Not everything that is said to Maier is cranky or kooky. There is no arguing with the observation made by a permanent deacon who is principal at a classical high school that “staff meetings can be their own form of insidious, soul-destroying penance.” Or when French educator Jean Duchesne notes: “Today audio-visual communications are omnipresent. But the Christian life, the spiritual life, needs a slower rhythm; something that’s more meditative and that only the printed word can feed.” Or when a bishop tells Maier that “there’s a bourgeois quality to a lot of Church life in this country, and it cripples us with blind spots. It deadens our faith’s eschatological dimension.” Or, in the chapter of “New Americans,” Cristofer Pereyra, an immigrant from Peru and founder of the Tepeyac Leadership Initiative, explains, “why do the newest Hispanic Catholic immigrants lose their faith just as fast? I asked [Los Angeles] Archbishop Jose Gomez — himself an immigrant from Mexico — that question. He said it’s the prosperity. This country enables people to believe that they no longer need faith.” Bingo!

Maier’s book is useful insofar as it provides an insider’s look at the conservative wing of the Catholic Church. There is more energy, more money and more organization than anything on the Catholic left, and not all that energy, money and organization is badly spent. The Lord Jesus can find a home in conservative hearts as well as liberal ones, and some of the initiatives and ideas you find in this book are fine. But they are also overshadowed by the animus towards Francis, the bizarre paranoid fears of the government, the hubris of Tim Busch and the idolatry of previous popes held by Julie McGurn.

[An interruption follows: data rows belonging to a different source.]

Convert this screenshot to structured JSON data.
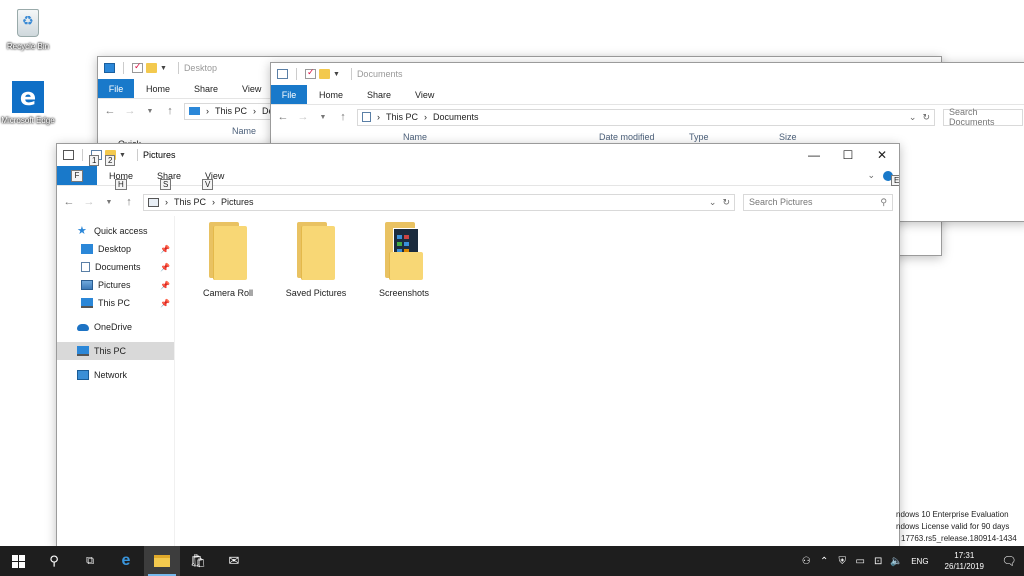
{
  "desktop": {
    "icons": [
      {
        "label": "Recycle Bin"
      },
      {
        "label": "Microsoft Edge"
      }
    ]
  },
  "win_desktop": {
    "title": "Desktop",
    "tabs": [
      "File",
      "Home",
      "Share",
      "View"
    ],
    "breadcrumb": [
      "This PC",
      "Desktop"
    ],
    "column_name": "Name",
    "sidebar_partial": "Quick"
  },
  "win_documents": {
    "title": "Documents",
    "tabs": [
      "File",
      "Home",
      "Share",
      "View"
    ],
    "breadcrumb": [
      "This PC",
      "Documents"
    ],
    "search_placeholder": "Search Documents",
    "columns": [
      "Name",
      "Date modified",
      "Type",
      "Size"
    ]
  },
  "win_pictures": {
    "title": "Pictures",
    "tabs": [
      "File",
      "Home",
      "Share",
      "View"
    ],
    "keytips": {
      "qa1": "1",
      "qa2": "2",
      "file": "F",
      "home": "H",
      "share": "S",
      "view": "V",
      "help": "E"
    },
    "breadcrumb": [
      "This PC",
      "Pictures"
    ],
    "search_placeholder": "Search Pictures",
    "sidebar": [
      {
        "label": "Quick access",
        "icon": "star-icon",
        "pinned": false,
        "selected": false
      },
      {
        "label": "Desktop",
        "icon": "desktop-icon",
        "pinned": true,
        "selected": false
      },
      {
        "label": "Documents",
        "icon": "documents-icon",
        "pinned": true,
        "selected": false
      },
      {
        "label": "Pictures",
        "icon": "pictures-icon",
        "pinned": true,
        "selected": false
      },
      {
        "label": "This PC",
        "icon": "this-pc-icon",
        "pinned": true,
        "selected": false
      },
      {
        "label": "OneDrive",
        "icon": "onedrive-icon",
        "pinned": false,
        "selected": false
      },
      {
        "label": "This PC",
        "icon": "this-pc-icon",
        "pinned": false,
        "selected": true
      },
      {
        "label": "Network",
        "icon": "network-icon",
        "pinned": false,
        "selected": false
      }
    ],
    "folders": [
      {
        "label": "Camera Roll",
        "icon": "folder-icon"
      },
      {
        "label": "Saved Pictures",
        "icon": "folder-icon"
      },
      {
        "label": "Screenshots",
        "icon": "folder-with-thumbnail-icon"
      }
    ]
  },
  "watermark": {
    "line1": "ndows 10 Enterprise Evaluation",
    "line2": "ndows License valid for 90 days",
    "line3": "17763.rs5_release.180914-1434"
  },
  "taskbar": {
    "apps": [
      "start-icon",
      "search-icon",
      "task-view-icon",
      "edge-icon",
      "file-explorer-icon",
      "store-icon",
      "mail-icon"
    ],
    "active_app": "file-explorer-icon",
    "language": "ENG",
    "time": "17:31",
    "date": "26/11/2019"
  }
}
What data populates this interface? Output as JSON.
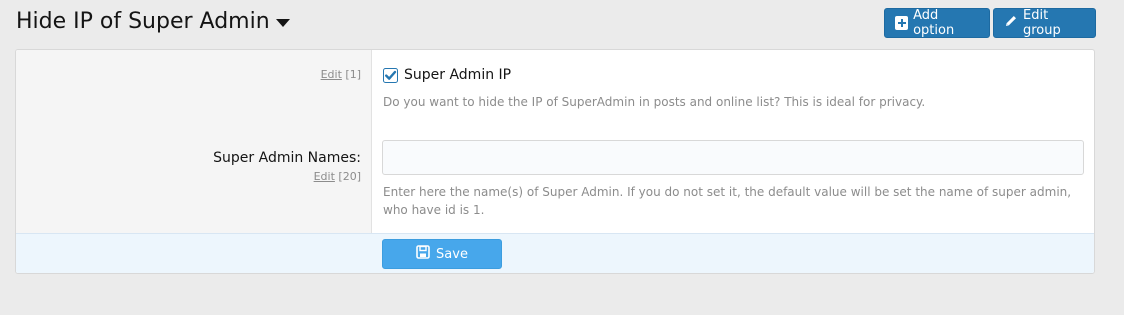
{
  "header": {
    "title": "Hide IP of Super Admin",
    "add_option_label": "Add option",
    "edit_group_label": "Edit group"
  },
  "options": {
    "super_admin_ip": {
      "edit_text": "Edit",
      "edit_count": "[1]",
      "label": "Super Admin IP",
      "checked": true,
      "hint": "Do you want to hide the IP of SuperAdmin in posts and online list? This is ideal for privacy."
    },
    "super_admin_names": {
      "label": "Super Admin Names:",
      "edit_text": "Edit",
      "edit_count": "[20]",
      "value": "",
      "hint": "Enter here the name(s) of Super Admin. If you do not set it, the default value will be set the name of super admin, who have id is 1."
    }
  },
  "footer": {
    "save_label": "Save"
  },
  "colors": {
    "primary": "#2577b1",
    "save": "#47a7eb",
    "checkbox": "#2577b1"
  }
}
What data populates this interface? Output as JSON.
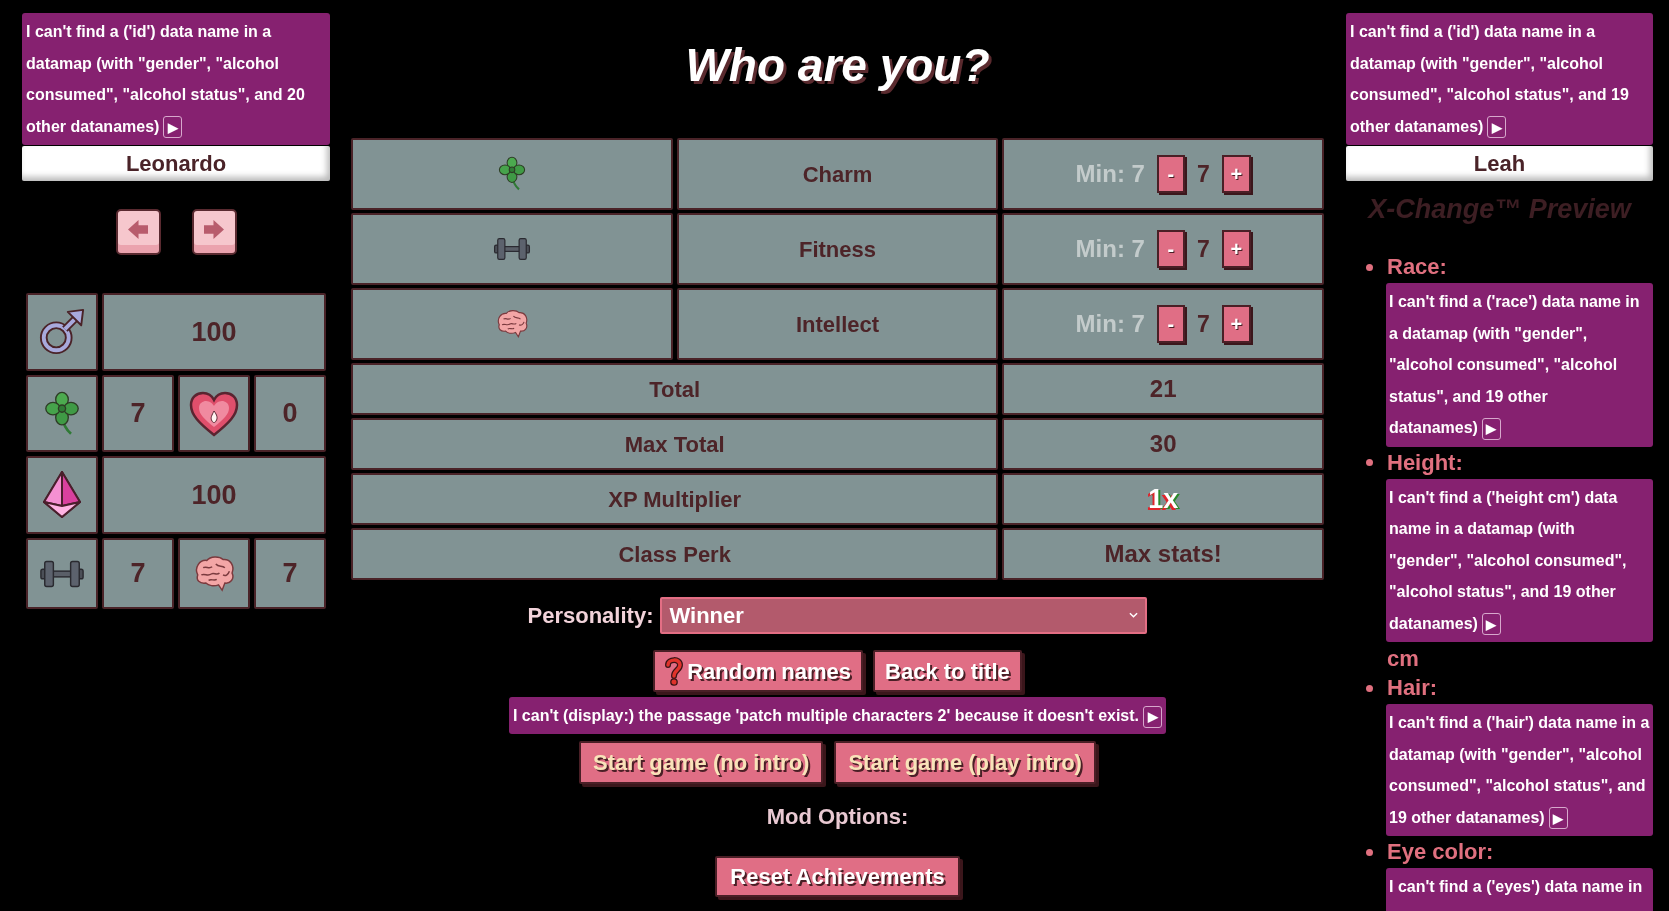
{
  "left_character": {
    "error": {
      "text": "I can't find a ('id') data name in a datamap (with \"gender\", \"alcohol consumed\", \"alcohol status\", and 20 other datanames)",
      "toggle": "▶"
    },
    "name_value": "Leonardo"
  },
  "summary_grid": {
    "rows": [
      {
        "cells": [
          {
            "kind": "icon"
          },
          {
            "kind": "value",
            "text": "100"
          }
        ]
      },
      {
        "cells": [
          {
            "kind": "icon"
          },
          {
            "kind": "value",
            "text": "7"
          },
          {
            "kind": "icon"
          },
          {
            "kind": "value",
            "text": "0"
          }
        ]
      },
      {
        "cells": [
          {
            "kind": "icon"
          },
          {
            "kind": "value",
            "text": "100"
          }
        ]
      },
      {
        "cells": [
          {
            "kind": "icon"
          },
          {
            "kind": "value",
            "text": "7"
          },
          {
            "kind": "icon"
          },
          {
            "kind": "value",
            "text": "7"
          }
        ]
      }
    ]
  },
  "title": "Who are you?",
  "stats": [
    {
      "label": "Charm",
      "min": "Min: 7",
      "value": "7",
      "decrease": "-",
      "increase": "+"
    },
    {
      "label": "Fitness",
      "min": "Min: 7",
      "value": "7",
      "decrease": "-",
      "increase": "+"
    },
    {
      "label": "Intellect",
      "min": "Min: 7",
      "value": "7",
      "decrease": "-",
      "increase": "+"
    }
  ],
  "totals": [
    {
      "label": "Total",
      "value": "21",
      "kind": "plain"
    },
    {
      "label": "Max Total",
      "value": "30",
      "kind": "plain"
    },
    {
      "label": "XP Multiplier",
      "value": "1x",
      "kind": "festive"
    },
    {
      "label": "Class Perk",
      "value": "Max stats!",
      "kind": "plain"
    }
  ],
  "personality": {
    "label": "Personality:",
    "value": "Winner"
  },
  "action_buttons": [
    {
      "label": "Random names",
      "icon": true
    },
    {
      "label": "Back to title",
      "icon": false
    }
  ],
  "passage_error": {
    "text": "I can't (display:) the passage 'patch multiple characters 2' because it doesn't exist.",
    "toggle": "▶"
  },
  "start_buttons": [
    {
      "label": "Start game (no intro)"
    },
    {
      "label": "Start game (play intro)"
    }
  ],
  "mod_options": {
    "title": "Mod Options:",
    "buttons": [
      {
        "label": "Reset Achievements"
      }
    ]
  },
  "right_character": {
    "error": {
      "text": "I can't find a ('id') data name in a datamap (with \"gender\", \"alcohol consumed\", \"alcohol status\", and 19 other datanames)",
      "toggle": "▶"
    },
    "name_value": "Leah"
  },
  "preview": {
    "title": "X-Change™ Preview",
    "items": [
      {
        "label": "Race:",
        "error": {
          "text": "I can't find a ('race') data name in a datamap (with \"gender\", \"alcohol consumed\", \"alcohol status\", and 19 other datanames)",
          "toggle": "▶"
        }
      },
      {
        "label": "Height:",
        "error": {
          "text": "I can't find a ('height cm') data name in a datamap (with \"gender\", \"alcohol consumed\", \"alcohol status\", and 19 other datanames)",
          "toggle": "▶"
        },
        "suffix": "cm"
      },
      {
        "label": "Hair:",
        "error": {
          "text": "I can't find a ('hair') data name in a datamap (with \"gender\", \"alcohol consumed\", \"alcohol status\", and 19 other datanames)",
          "toggle": "▶"
        }
      },
      {
        "label": "Eye color:",
        "error": {
          "text": "I can't find a ('eyes') data name in"
        }
      }
    ]
  }
}
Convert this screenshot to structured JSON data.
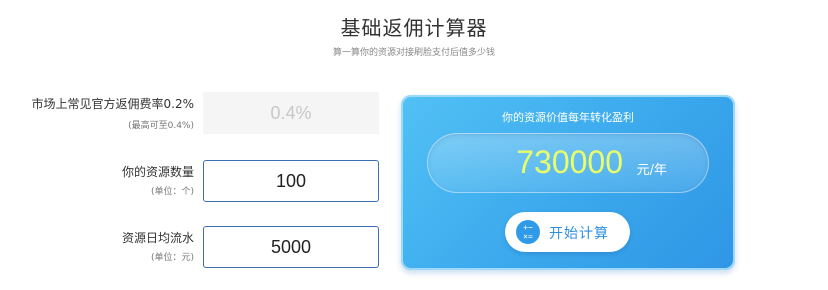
{
  "header": {
    "title": "基础返佣计算器",
    "subtitle": "算一算你的资源对接刷脸支付后值多少钱"
  },
  "form": {
    "rows": [
      {
        "label": "市场上常见官方返佣费率0.2%",
        "hint": "(最高可至0.4%)",
        "value": "0.4%"
      },
      {
        "label": "你的资源数量",
        "hint": "(单位：个)",
        "value": "100"
      },
      {
        "label": "资源日均流水",
        "hint": "(单位：元)",
        "value": "5000"
      }
    ]
  },
  "result_panel": {
    "title": "你的资源价值每年转化盈利",
    "value": "730000",
    "unit": "元/年",
    "button_label": "开始计算",
    "icon": "calculator-icon",
    "icon_glyph_top": "+−",
    "icon_glyph_bottom": "×=",
    "colors": {
      "panel": "#3aa8ec",
      "value": "#e8ff6a",
      "field_border": "#3d6fb6"
    }
  }
}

Most worrisome is the uncritical way so many of the people interviewed embrace their own prejudices and identify them with the Catholic faith. If the Catholic faith does not challenge you to question your own presuppositions, the fault lies not with the riches of the church’s intellectual tradition but with the human tendency to co-opt what we need to enshrine our ideas. That dynamic is on display throughout. The problems the church faces are always out there, with someone else. Fran Maier, Tim Busch, the McGurns, and all those anonymous bishops do not endure agony in the garden. They sip chardonnay and pat themselves on the back.